After that, financial problems tend to spiral right out of control.


Several reasons:

If you want people to pay you handsomely, you have to excel at what you do. If you want to earn top dollar, you have to be one of the best.

And let me tell you: if you don’t focus 100% of your energy on becoming the best, you won’t become the best. Obviously.

But also: what kind of client do you want to work with?

I don’t know about you, but I prefer my clients to be smart, focused, driven, and poised for success.

To me, that means a client who hires experts for each part of his project, because hey, experts are the best for the job. Right?

So if you offer 7,5 different kinds of service that are only partially related (if at all), your client won’t be the type who hires experts.

He or she will be the type who hires freelancers who learn everything half-ass, because they try to do too many things at the same time.

Logically, a client like that isn’t exactly set up for massive success.

Which means his launch could bomb, his traffic might be untargeted, his funnel might be broken – many things can go wrong.

And if it does go wrong? Then you have a problem, possibly several.

He could blame you even though the work you did isn’t the reason for the lack of results.

He is not likely to come back to you because he probably won’t make enough money to reinvest.

He could even come back to you and try to get a refund, which is just another hassle for you.

Focus. Specialise. Be really amazingly good at one specific thing. A small thing or a big thing, that depends.

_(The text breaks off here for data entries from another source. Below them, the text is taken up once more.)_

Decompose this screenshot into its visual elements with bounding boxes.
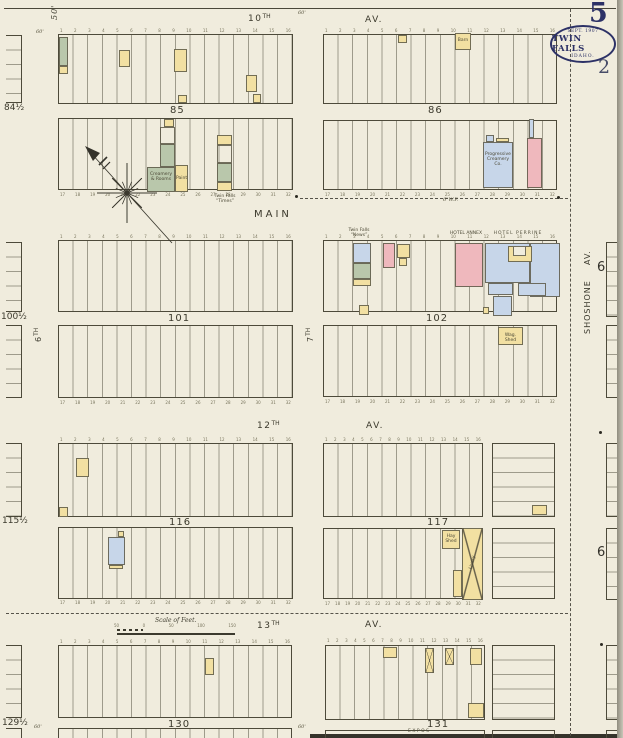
tick-label: 16	[285, 639, 290, 644]
tick-label: 19	[90, 400, 95, 405]
tick-label: 23	[415, 192, 420, 197]
tick-label: 32	[550, 192, 555, 197]
building-frame	[483, 307, 489, 314]
tick-label: 9	[437, 234, 440, 239]
tick-label: 12	[219, 437, 224, 442]
tick-label: 11	[203, 234, 208, 239]
tick-label: 31	[271, 600, 276, 605]
tick-label: 15	[466, 638, 471, 643]
lot-numbers: 17181920212223242526272829303132	[60, 600, 291, 605]
partial-block-129h-upper	[6, 645, 22, 718]
building-frame	[59, 66, 68, 74]
tick-label: 24	[165, 600, 170, 605]
tick-label: 28	[490, 192, 495, 197]
tick-label: 17	[60, 600, 65, 605]
tick-label: 12	[431, 638, 436, 643]
block-101-upper	[58, 240, 293, 312]
building-frame	[383, 647, 397, 658]
tick-label: 11	[420, 638, 425, 643]
tick-label: 17	[60, 192, 65, 197]
building-outline	[217, 145, 232, 163]
tick-label: 20	[370, 399, 375, 404]
tick-label: 2	[336, 638, 339, 643]
tick-label: 19	[345, 601, 350, 606]
tick-label: 26	[460, 399, 465, 404]
block-label-100h: 100½	[1, 312, 27, 322]
tick-label: 2	[339, 234, 342, 239]
adjacent-sheet-ref-upper: 6	[597, 260, 605, 275]
east-partial-block-4	[606, 528, 617, 600]
tick-label: 11	[203, 28, 208, 33]
tick-label: 21	[120, 600, 125, 605]
dim-50ft: 50'	[50, 5, 59, 20]
tick-label: 8	[423, 234, 426, 239]
lot-numbers: 12345678910111213141516	[325, 28, 555, 33]
tick-label: 16	[286, 437, 291, 442]
tick-label: 7	[144, 28, 147, 33]
street-label-13th: 13TH	[257, 620, 280, 631]
tick-label: 18	[75, 400, 80, 405]
building-frame	[397, 244, 410, 258]
building-frame	[453, 570, 462, 597]
building-brick	[383, 243, 395, 268]
building-hotel-ext	[488, 283, 513, 295]
tick-label: 31	[535, 399, 540, 404]
hydrant-dot	[557, 196, 560, 199]
tick-label: 14	[252, 639, 257, 644]
tick-label: 5	[116, 28, 119, 33]
tick-label: 23	[415, 399, 420, 404]
tick-label: 0	[143, 623, 146, 628]
tick-label: 8	[390, 638, 393, 643]
tick-label: 7	[379, 437, 382, 442]
east-partial-block-2	[606, 325, 617, 398]
tick-label: 18	[340, 192, 345, 197]
tick-label: 32	[286, 400, 291, 405]
tick-label: 10	[408, 638, 413, 643]
tick-label: 10	[406, 437, 411, 442]
building-frame	[246, 75, 257, 92]
times-line2: “Times”	[216, 199, 234, 204]
stamp-state: IDAHO.	[571, 54, 594, 59]
tick-label: 17	[325, 192, 330, 197]
building-frame	[119, 50, 130, 67]
tick-label: 16	[550, 234, 555, 239]
tick-label: 12	[219, 639, 224, 644]
tick-label: 14	[455, 638, 460, 643]
tick-label: 24	[430, 399, 435, 404]
street-10-num: 10	[248, 14, 262, 24]
hay-line2: Shed	[445, 539, 456, 544]
tick-label: 16	[550, 28, 555, 33]
partial-block-84h	[6, 35, 22, 103]
tick-label: 3	[88, 437, 91, 442]
tick-label: 8	[158, 28, 161, 33]
tick-label: 21	[120, 400, 125, 405]
tick-label: 25	[180, 400, 185, 405]
tick-label: 23	[150, 400, 155, 405]
hydrant-dot	[295, 195, 298, 198]
tick-label: 9	[172, 28, 175, 33]
tick-label: 27	[210, 400, 215, 405]
tick-label: 14	[253, 234, 258, 239]
paper-right-edge	[617, 0, 623, 738]
building-frame	[532, 505, 547, 515]
tick-label: 4	[367, 28, 370, 33]
tick-label: 26	[195, 600, 200, 605]
tick-label: 3	[88, 639, 91, 644]
tick-label: 13	[441, 437, 446, 442]
tick-label: 9	[172, 639, 175, 644]
tick-label: 15	[269, 234, 274, 239]
building-barn-x	[445, 648, 454, 665]
lot-numbers: 12345678910111213141516	[327, 638, 483, 643]
tick-label: 21	[365, 601, 370, 606]
tick-label: 100	[197, 623, 205, 628]
tick-label: 4	[102, 639, 105, 644]
tick-label: 50	[169, 623, 174, 628]
tick-label: 20	[370, 192, 375, 197]
tick-label: 13	[236, 28, 241, 33]
tick-label: 30	[520, 399, 525, 404]
tick-label: 28	[436, 601, 441, 606]
tick-label: 10	[186, 437, 191, 442]
building-brick	[527, 138, 542, 188]
building-chimney	[529, 119, 534, 138]
tick-label: 1	[327, 638, 330, 643]
tick-label: 31	[271, 192, 276, 197]
tick-label: 14	[453, 437, 458, 442]
tick-label: 27	[475, 192, 480, 197]
tick-label: 150	[228, 623, 236, 628]
tick-label: 21	[385, 192, 390, 197]
block-131-lower-partial-left	[325, 730, 485, 738]
street-6-ord: TH	[33, 328, 40, 336]
tick-label: 5	[381, 234, 384, 239]
lot-numbers: 17181920212223242526272829303132	[325, 601, 481, 606]
tick-label: 12	[429, 437, 434, 442]
compass-rose	[70, 110, 182, 250]
tick-label: 3	[88, 28, 91, 33]
block-131-right	[492, 645, 555, 720]
street-13-num: 13	[257, 621, 271, 631]
tick-label: 12	[484, 234, 489, 239]
tick-label: 1	[60, 28, 63, 33]
street-label-7th: 7TH	[305, 328, 315, 342]
partial-block-129h-lower	[6, 728, 22, 738]
tick-label: 30	[256, 400, 261, 405]
tick-label: 20	[105, 600, 110, 605]
building-printing	[353, 263, 371, 279]
times-label: Twin Falls “Times”	[205, 194, 245, 204]
tick-label: 7	[144, 437, 147, 442]
progressive-line2: Creamery Co.	[487, 157, 509, 167]
tick-label: 17	[325, 399, 330, 404]
tick-label: 22	[135, 600, 140, 605]
tick-label: 6	[130, 28, 133, 33]
tick-label: 2	[334, 437, 337, 442]
progressive-label: Progressive Creamery Co.	[484, 152, 512, 168]
block-label-101: 101	[168, 313, 190, 324]
tick-label: 1	[60, 437, 63, 442]
street-13-ord: TH	[271, 620, 279, 627]
block-label-86: 86	[428, 105, 443, 116]
building-frame	[359, 305, 369, 315]
tick-label: 6	[130, 437, 133, 442]
east-partial-block-3	[606, 443, 617, 517]
scale-tick-labels: 50050100150	[114, 623, 236, 628]
tick-label: 3	[343, 437, 346, 442]
building-special	[217, 163, 232, 182]
hay-shed-label: Hay Shed	[443, 534, 459, 544]
tick-label: 11	[202, 639, 207, 644]
exposition-label: EXPOS-	[408, 729, 434, 734]
tick-label: 2	[74, 437, 77, 442]
partial-block-100h-lower	[6, 325, 22, 398]
tick-label: 25	[180, 600, 185, 605]
building-hotel-ext	[518, 283, 546, 296]
tick-label: 11	[203, 437, 208, 442]
tick-label: 31	[466, 601, 471, 606]
tick-label: 29	[241, 400, 246, 405]
lot-numbers: 12345678910111213141516	[60, 437, 291, 442]
building-frame	[109, 565, 123, 569]
tick-label: 27	[475, 399, 480, 404]
compass-star	[97, 163, 157, 223]
tick-label: 30	[456, 601, 461, 606]
tick-label: 10	[186, 234, 191, 239]
tick-label: 9	[399, 638, 402, 643]
tick-label: 15	[533, 28, 538, 33]
tick-label: 7	[381, 638, 384, 643]
tick-label: 1	[325, 28, 328, 33]
tick-label: 23	[385, 601, 390, 606]
tick-label: 14	[253, 437, 258, 442]
tick-label: 30	[256, 192, 261, 197]
tick-label: 4	[352, 437, 355, 442]
tick-label: 2	[74, 28, 77, 33]
block-label-116: 116	[169, 517, 191, 528]
tick-label: 26	[415, 601, 420, 606]
building-hotel-court-notch	[513, 246, 526, 256]
street-6-num: 6	[34, 336, 43, 342]
tick-label: 4	[102, 28, 105, 33]
tick-label: 20	[105, 400, 110, 405]
tick-label: 15	[269, 28, 274, 33]
tick-label: 16	[476, 437, 481, 442]
tick-label: 6	[395, 28, 398, 33]
street-label-6th: 6TH	[33, 328, 43, 342]
block-101-lower	[58, 325, 293, 398]
east-partial-block-5	[606, 645, 617, 720]
tick-label: 7	[409, 28, 412, 33]
sheet-number: 5	[589, 0, 608, 29]
street-12-num: 12	[257, 421, 271, 431]
building-frame	[205, 658, 214, 675]
building-hotel-annex	[455, 243, 483, 287]
block-label-130: 130	[168, 719, 190, 730]
dim-60ft: 60'	[298, 10, 306, 16]
lot-numbers: 12345678910111213141516	[325, 437, 481, 442]
building-stone	[353, 243, 371, 263]
corner-number: 2	[598, 56, 610, 78]
street-label-av-13: AV.	[365, 620, 383, 630]
building-frame	[178, 95, 187, 103]
lot-numbers: 17181920212223242526272829303132	[60, 400, 291, 405]
block-131-left	[325, 645, 485, 720]
block-label-129h: 129½	[2, 718, 28, 728]
news-label: Twin Falls “News”	[344, 228, 374, 238]
barn-label: Barn	[456, 38, 470, 43]
tick-label: 9	[437, 28, 440, 33]
block-86-lower	[323, 120, 557, 190]
tick-label: 32	[550, 399, 555, 404]
news-line2: “News”	[351, 233, 368, 238]
building-frame	[353, 279, 371, 286]
building-frame	[174, 49, 187, 72]
shoshone-street-dashed-line	[570, 9, 571, 736]
tick-label: 20	[355, 601, 360, 606]
partial-block-100h-upper	[6, 242, 22, 312]
stamp-city: TWIN FALLS	[552, 34, 614, 54]
street-label-shoshone: SHOSHONE	[583, 280, 592, 334]
tick-label: 26	[195, 192, 200, 197]
tick-label: 9	[172, 437, 175, 442]
tick-label: 19	[90, 600, 95, 605]
tick-label: 15	[464, 437, 469, 442]
tick-label: 8	[158, 639, 161, 644]
street-label-main: MAIN	[254, 209, 292, 220]
tick-label: 15	[269, 437, 274, 442]
building-frame	[59, 507, 68, 517]
building-frame	[217, 182, 232, 191]
street-12-ord: TH	[271, 420, 279, 427]
tick-label: 22	[375, 601, 380, 606]
tick-label: 23	[150, 600, 155, 605]
block-label-115h: 115½	[2, 516, 28, 526]
building-frame	[76, 458, 89, 477]
tick-label: 22	[135, 400, 140, 405]
tick-label: 10	[186, 28, 191, 33]
top-border-line	[4, 8, 616, 9]
tick-label: 19	[355, 399, 360, 404]
tick-label: 21	[385, 399, 390, 404]
wagon-shed-label: Wag. Shed	[499, 333, 522, 343]
tick-label: 50	[114, 623, 119, 628]
dim-60ft: 60'	[34, 724, 42, 730]
tick-label: 5	[116, 639, 119, 644]
tick-label: 26	[460, 192, 465, 197]
tick-label: 7	[409, 234, 412, 239]
tick-label: 22	[400, 399, 405, 404]
block-86-upper	[323, 34, 557, 104]
sanborn-map-sheet: 12345678910111213141516 1234567891011121…	[0, 0, 623, 738]
hydrant-dot	[600, 643, 603, 646]
building-dwelling	[108, 537, 125, 565]
tick-label: 28	[490, 399, 495, 404]
tick-label: 1	[60, 639, 63, 644]
block-label-102: 102	[426, 313, 448, 324]
building-machinery	[486, 135, 494, 142]
tick-label: 2	[339, 28, 342, 33]
tick-label: 32	[476, 601, 481, 606]
tick-label: 29	[446, 601, 451, 606]
north-arrow-head	[85, 146, 100, 161]
street-10-ord: TH	[262, 13, 270, 20]
tick-label: 17	[325, 601, 330, 606]
building-frame	[217, 135, 232, 145]
lot-numbers: 17181920212223242526272829303132	[325, 399, 555, 404]
tick-label: 6	[372, 638, 375, 643]
tick-label: 10	[186, 639, 191, 644]
tick-label: 4	[102, 437, 105, 442]
thirteenth-street-dashed-line	[6, 613, 568, 614]
hydrant-dot	[599, 431, 602, 434]
tick-label: 8	[388, 437, 391, 442]
tick-label: 32	[286, 192, 291, 197]
building-special	[59, 37, 68, 66]
tick-label: 22	[400, 192, 405, 197]
tick-label: 12	[219, 28, 224, 33]
tick-label: 15	[268, 639, 273, 644]
tick-label: 5	[363, 638, 366, 643]
tick-label: 29	[505, 192, 510, 197]
tick-label: 4	[354, 638, 357, 643]
tick-label: 29	[505, 399, 510, 404]
building-frame	[398, 35, 407, 43]
tick-label: 2	[74, 639, 77, 644]
block-label-117: 117	[427, 517, 449, 528]
tick-label: 24	[395, 601, 400, 606]
tick-label: 13	[236, 437, 241, 442]
block-label-84h: 84½	[4, 103, 24, 113]
scale-bar	[117, 629, 235, 635]
building-frame	[399, 258, 407, 266]
tick-label: 31	[271, 400, 276, 405]
tick-label: 5	[361, 437, 364, 442]
tick-label: 1	[60, 234, 63, 239]
tick-label: 9	[397, 437, 400, 442]
tick-label: 24	[165, 400, 170, 405]
tick-label: 28	[226, 400, 231, 405]
east-partial-block-1	[606, 242, 617, 317]
tick-label: 17	[60, 400, 65, 405]
tick-label: 3	[345, 638, 348, 643]
dim-60ft: 60'	[298, 724, 306, 730]
block-117-upper-left	[323, 443, 483, 517]
hotel-annex-label: HOTEL ANNEX	[448, 231, 484, 236]
tick-label: 6	[395, 234, 398, 239]
tick-label: 13	[236, 234, 241, 239]
street-7-ord: TH	[305, 328, 312, 336]
tick-label: 18	[340, 399, 345, 404]
tick-label: 28	[226, 600, 231, 605]
tick-label: 26	[195, 400, 200, 405]
tick-label: 1	[325, 437, 328, 442]
building-stone	[493, 296, 512, 316]
street-label-av-12: AV.	[366, 421, 384, 431]
partial-block-115h	[6, 443, 22, 517]
tick-label: 27	[210, 600, 215, 605]
tick-label: 5	[381, 28, 384, 33]
tick-label: 29	[241, 600, 246, 605]
block-131-lower-partial-right	[492, 730, 555, 738]
tick-label: 12	[484, 28, 489, 33]
adjacent-sheet-ref-lower: 6	[597, 545, 605, 560]
tick-label: 30	[520, 192, 525, 197]
tick-label: 11	[418, 437, 423, 442]
tick-label: 5	[116, 437, 119, 442]
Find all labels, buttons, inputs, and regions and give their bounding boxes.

Point in case: I could specialise in just email marketing services, but instead my offer is wider: I also write website copy, ads, direct response copy and video sales scripts.

But, it’s all a matter of copywriting services. As soon as a client asks me if I can also set up Mailchimp for them, I refer them to a specialist.

I could do it, but won’t. I specialise. That’s what makes me good at what I do.

And most importantly: it gives my clients the confidence that I don’t muck about with my work, but that instead I give it 100% every day.

Don’t be the guy who sells ice-cream but who will also paint your house.

Be the guy who is THE best housepainter in town, OR be the guy with the richest and creamiest icecream. Not both.